Le tout s’est joué un peu comme un film hollywoodien, enfin, comme une histoire souffrant d’une mise en scène parfois douteuse. Comme certains détesteront un film de Michael Bay avant sa sortie, la Charte des valeurs québécoises ne révélait pas beaucoup de mystère. Sur le fond, ses détracteurs et ses défenseurs étaient déjà armés : il suffisait de recycler sa chronique en ajoutant des références aux pauvres effets visuels des personnages secondaires (extraterrestres sans visages portant kippas, kirpans et voiles) et remettre en question la présence d’un personnage qui, encore une fois, devenait l’agneau sacrificiel de nos principes personnels : Jésus.
En soi, le dévoilement de la Charte n’avait pas d’intention légale à proprement parler. Il suffisait tout simplement d’une mise en scène filmée respectant les codes de communications gouvernementales. Nous reprenons le pouvoir d’une province que nous sommes en train de perdre aux étrangers intégristes qui menacent même notre destin national. La souveraineté de notre province comme fin souhaitée. Des codes vestimentaires stricts comme moyens loufoques d’accéder à cette souveraineté.
Pour revenir à Jésus, ce qui est étrange, c’est qu’il s’est intégré dans nos discours politiques et médiatiques un peu à la façon des Américains : on le nomme, on le montre, on le mentionne sans que ses principes, ses dires ou sa philosophie n’aient de réel rapport avec le débat actuel.

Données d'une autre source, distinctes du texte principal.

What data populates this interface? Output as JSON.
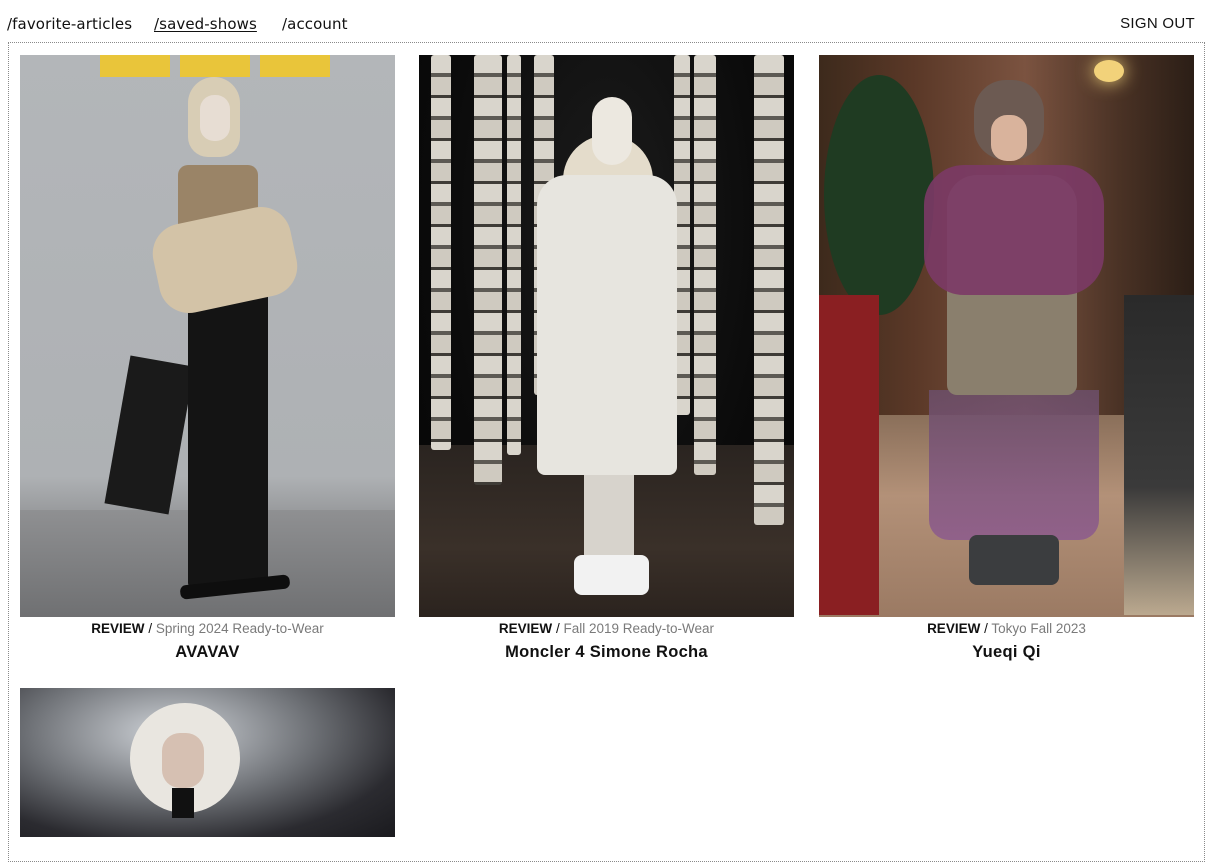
{
  "nav": {
    "links": [
      "/favorite-articles",
      "/saved-shows",
      "/account"
    ],
    "active_index": 1,
    "sign_out": "SIGN OUT"
  },
  "shows": [
    {
      "kind": "REVIEW",
      "sep": "/",
      "season": "Spring 2024 Ready-to-Wear",
      "designer": "AVAVAV"
    },
    {
      "kind": "REVIEW",
      "sep": "/",
      "season": "Fall 2019 Ready-to-Wear",
      "designer": "Moncler 4 Simone Rocha"
    },
    {
      "kind": "REVIEW",
      "sep": "/",
      "season": "Tokyo Fall 2023",
      "designer": "Yueqi Qi"
    }
  ],
  "colors": {
    "muted": "#7a7a7a",
    "text": "#111111",
    "border": "#8a8a8a"
  }
}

Quand les détracteurs de la charte attaquent la présence du crucifix à l’Assemblée, sont-ils réellement frustrés par la présence du Christ? Ou souhaitent-ils trouver une faille évidente à une approche d’assimilation tout à fait maladroite? Quand les défenseurs de la Charte remarquent que sa présence est historiquement justifiable, pensent-ils réellement à la présence de Jésus à l’Assemblée? Ou défendent-ils en bloc un projet imparfait avec lequel ils sont fondamentalement d’accord? Les membres du FEMEN qui entrent seins nus à l’Assemblée en scandant « Crucifix, décaliss », sont-elles réellement inquiètes de l’effet dévastateur du messie sur la création de lois? Ou manifestent-elles plus largement contre une société patriarcale et antiféministe?
Ensemble, nous avons placé Jésus au centre de notre pièce de théâtre absurde, et comme une œuvre d’art abstraite nous avons placé sur ce symbole religieux la signification que nous souhaitons lui accorder. Nous formons Dieu à notre image : présence religieuse à éliminer, héritage historique, relique du patriarcat à défaire. Le Christ a le dos large, réincarné ici dans un débat qui ne lui appartient pas, à propos d’une société qui se cherche encore, et dont les principes fondamentaux sont en constante redéfinition (comme toute société le fait, mais à des vitesses variables) : l’intégration des immigrants, le rapport au corps féminin, la neutralité de l’État, etc.
Bien qu’un débat social soit toujours sain à mon avis, il serait peut-être temps d’engager de nouveaux metteurs en scène ainsi que quelques scripteurs. Parce que la prémisse est acceptable, mais la scénarisation et la réalisation manquent visiblement de vraisemblance. Et pas juste dans le cadre de ce débat actuel entourant la Charte. Suis-je le seul à trouver que notre paysage politique et médiatique est particulièrement absurde depuis quelques mois? Une période d’accalmie n’aura jamais été aussi houleuse.